Kasus tertinggi ditemukan di Kabupaten Sikka, NTT. Sejak 8 Maret 2020 telah terjadi 1195 kasus dari total2826 kasus DBD di NTT. Kemenkes telah mengirimkan 10 dokter dan 18 tenaga medis khusus menanganai DBD di Kabupaten Sikka.
Kelalaian Pemerintah
Menteri Kesehatan (Menkes) Terawan Agus Putranto, mengakui tingginya kasus DBD hingga mengakibatkan 104 orang meninggal, merupakan kelalaian pemerintah. Pemerintah terlalu fokus pada pencegahan dan penanganan virus corona.
“Yang paling mengancam DBD ini. Permasalahan di Indonesia saat ini, bukan hanya Corona, tetapi penyakit DBD ini yang justru lebih mematikan, lebih berbahaya. kata Menkes Terawan (9/3/2020).
Menkes juga menambahkan, DBD di NTT termasuk dalam kategori sangat serius dan menjadi prioritas penanganan. Hingga 11 Maret 2020 sudah jatuh 33 korban meninggal.
Tidak jarang anggaran DBD sudah habis sebelum penanganan DBD selesai. Seperti yang terjadi di Kabupaten Aceh Barat Daya, anggaran DBD senilai Rp 100 juta sudah habis sejak Mei 2019 padahal hingga Juli 2019 kasus DBD di wilayah tersebut masih tinggi.
Lambannya penanganan DBD di daerah-daerah akibat pemerintah terlalu fokus dengan virus korona mendapat kritik dari sejumlah DPR. DBD sebagai penyakit endemik tahunan di Indonesia sudah seharusnya mendapatkan perhatian serius dari pemerintah.
DBD tahun ini berpotensi menjadi Kasus Luar Biasa (KLB). Pemerintah diminta untuk tidak hanya fokus dengan kehadiran wabah yang baru muncul saja.

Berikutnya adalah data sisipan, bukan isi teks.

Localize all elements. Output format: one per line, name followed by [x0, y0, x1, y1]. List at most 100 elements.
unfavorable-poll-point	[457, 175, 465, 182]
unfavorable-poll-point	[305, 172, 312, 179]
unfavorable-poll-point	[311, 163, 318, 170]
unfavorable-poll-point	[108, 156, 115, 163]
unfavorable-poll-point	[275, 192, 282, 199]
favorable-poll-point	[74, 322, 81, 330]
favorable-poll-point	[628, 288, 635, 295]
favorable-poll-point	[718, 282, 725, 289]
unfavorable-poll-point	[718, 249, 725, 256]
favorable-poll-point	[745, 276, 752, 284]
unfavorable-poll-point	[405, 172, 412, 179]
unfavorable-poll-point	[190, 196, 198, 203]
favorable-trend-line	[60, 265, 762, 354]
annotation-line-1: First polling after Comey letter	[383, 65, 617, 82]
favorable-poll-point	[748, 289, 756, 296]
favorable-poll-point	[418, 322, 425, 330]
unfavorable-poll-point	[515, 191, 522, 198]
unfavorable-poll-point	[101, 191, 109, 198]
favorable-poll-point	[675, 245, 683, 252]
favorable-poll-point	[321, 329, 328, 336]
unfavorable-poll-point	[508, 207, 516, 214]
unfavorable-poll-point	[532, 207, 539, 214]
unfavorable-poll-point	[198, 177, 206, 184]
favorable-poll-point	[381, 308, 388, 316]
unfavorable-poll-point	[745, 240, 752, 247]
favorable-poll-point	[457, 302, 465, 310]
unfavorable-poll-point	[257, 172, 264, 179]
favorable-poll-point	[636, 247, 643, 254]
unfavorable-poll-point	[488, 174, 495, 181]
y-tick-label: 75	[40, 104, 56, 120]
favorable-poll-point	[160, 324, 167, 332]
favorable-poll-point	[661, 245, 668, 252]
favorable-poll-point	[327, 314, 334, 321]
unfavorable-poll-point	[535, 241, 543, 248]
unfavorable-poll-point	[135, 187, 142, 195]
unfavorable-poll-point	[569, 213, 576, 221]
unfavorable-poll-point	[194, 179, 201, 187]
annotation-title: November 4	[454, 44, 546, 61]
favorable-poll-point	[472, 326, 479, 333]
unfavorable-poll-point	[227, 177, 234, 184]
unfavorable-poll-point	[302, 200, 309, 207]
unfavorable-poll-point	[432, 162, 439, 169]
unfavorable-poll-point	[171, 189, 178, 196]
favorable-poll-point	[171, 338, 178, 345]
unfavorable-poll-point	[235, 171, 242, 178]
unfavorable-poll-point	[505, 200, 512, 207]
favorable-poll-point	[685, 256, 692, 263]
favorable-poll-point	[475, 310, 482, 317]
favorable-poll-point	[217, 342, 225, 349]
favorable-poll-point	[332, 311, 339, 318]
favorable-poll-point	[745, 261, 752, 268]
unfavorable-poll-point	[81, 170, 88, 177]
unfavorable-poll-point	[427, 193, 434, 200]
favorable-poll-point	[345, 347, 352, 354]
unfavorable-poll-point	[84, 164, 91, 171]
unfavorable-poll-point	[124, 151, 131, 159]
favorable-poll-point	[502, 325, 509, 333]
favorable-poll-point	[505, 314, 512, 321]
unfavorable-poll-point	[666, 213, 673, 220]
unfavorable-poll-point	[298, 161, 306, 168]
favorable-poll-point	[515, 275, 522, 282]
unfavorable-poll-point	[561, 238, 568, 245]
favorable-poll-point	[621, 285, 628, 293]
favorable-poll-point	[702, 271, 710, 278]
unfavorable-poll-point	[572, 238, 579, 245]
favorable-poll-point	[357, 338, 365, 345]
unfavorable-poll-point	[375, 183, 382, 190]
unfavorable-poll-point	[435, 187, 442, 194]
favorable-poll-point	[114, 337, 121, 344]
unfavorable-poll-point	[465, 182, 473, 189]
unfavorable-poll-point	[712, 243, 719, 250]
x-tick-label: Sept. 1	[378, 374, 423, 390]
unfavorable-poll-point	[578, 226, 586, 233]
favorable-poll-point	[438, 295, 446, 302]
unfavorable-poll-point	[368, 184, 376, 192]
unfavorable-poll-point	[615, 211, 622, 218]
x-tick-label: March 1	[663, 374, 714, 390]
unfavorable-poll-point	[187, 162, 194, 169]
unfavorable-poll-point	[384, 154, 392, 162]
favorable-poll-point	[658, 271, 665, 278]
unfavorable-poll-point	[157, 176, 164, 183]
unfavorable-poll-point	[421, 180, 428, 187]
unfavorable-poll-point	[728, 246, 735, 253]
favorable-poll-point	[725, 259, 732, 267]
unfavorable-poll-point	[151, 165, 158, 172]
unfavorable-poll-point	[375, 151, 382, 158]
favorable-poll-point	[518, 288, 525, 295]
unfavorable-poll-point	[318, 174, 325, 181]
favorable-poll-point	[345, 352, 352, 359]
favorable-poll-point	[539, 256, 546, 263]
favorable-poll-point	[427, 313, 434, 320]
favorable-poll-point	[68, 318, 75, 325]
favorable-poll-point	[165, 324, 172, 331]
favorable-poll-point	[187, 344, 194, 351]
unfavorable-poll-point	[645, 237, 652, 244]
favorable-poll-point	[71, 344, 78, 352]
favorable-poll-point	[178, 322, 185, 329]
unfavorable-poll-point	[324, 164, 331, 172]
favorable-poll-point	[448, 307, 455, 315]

“Pemerintah harus melakukan penelitian yang mendalam tentang DBD, sehingga tidak terulang setiap tahun,” Wakil Ketua Ketua Komisi IX DPR, Nihayatul Wafiroh (11/03/20).
Sementara itu anggota Komisi IX DPR Saleh Partaonan Daulay menyarankan, agar pemerintah membentuk gugus tugas DBD. Gugus tugas terdiri atas lembaga-lembaga pusat seperti BNPB, Kemenkes, dan Kemensos yang nantinya akan menjalin kerjasama dengan pemerintah daerah.
“Kalau dihitung jumlah orang yang sakit ditimbulkan oleh DBD ini kan lebih besar dari korona. Karena itu, pemerintah tidak boleh memalingkan wajahnya dari persoalan itu. Jadi pemerintah harus bersungguh-sungguh mengatasi itu,” ucap Saleh (10/3).
Mirip Corona
Kemunculan virus corona dan DBD di Asia Tenggara, termasuk Indonesia terjadi bersamaan. Deteksi dini kedua penyakit tersebut diakui menjadi tantangan bagi para ahli kesehatan. Berdasarkan laporan para dokter di Singapura dalam Jurnal medis The Lancet, ada kesamaan gejala DBD dan virus corona.
Leong Hoe Nam, ahli penyakit menular Rumah Sakit Mount Elizabeth, Singapura menyampaikan, ditemukan kasus yang awalnya didiagnosa DBD ternyata justru positif terinveksi corona. Semula dinyatakan terserang DBD namun setelah di tes lanjut positif terjangkit virus korona.
Padahal pasien tersebut tidak pernah berkunjung ke tempat-tempat yang terpapar corona. Tapi pasien mengalami gejala umum, seperti demam dan batuk yang disebabkan oleh virus pada umumnya.
“Demam berdarah memiliki sejumlah besar tanda dan gejala dan dokter harus menggunakan semua indera, pengalaman, dan logika untuk menanyakan apakah itu tipikal dengue,” terang Leong.
Hal yang sama disampaikan Jeremy Lim, praktisi kesehatan dari Global Oliver Wyman. Menurutnya, gejala virus corona bagai ‘bunglon’. Hasil tes immunoglobulin untuk demam berdarah akan menunjukkan hasil positif karena terjadi lonjakan protein tertentu pada permukaan virus. Namun setelah dilakukan tes khusus ternyata gejala infeksi corona.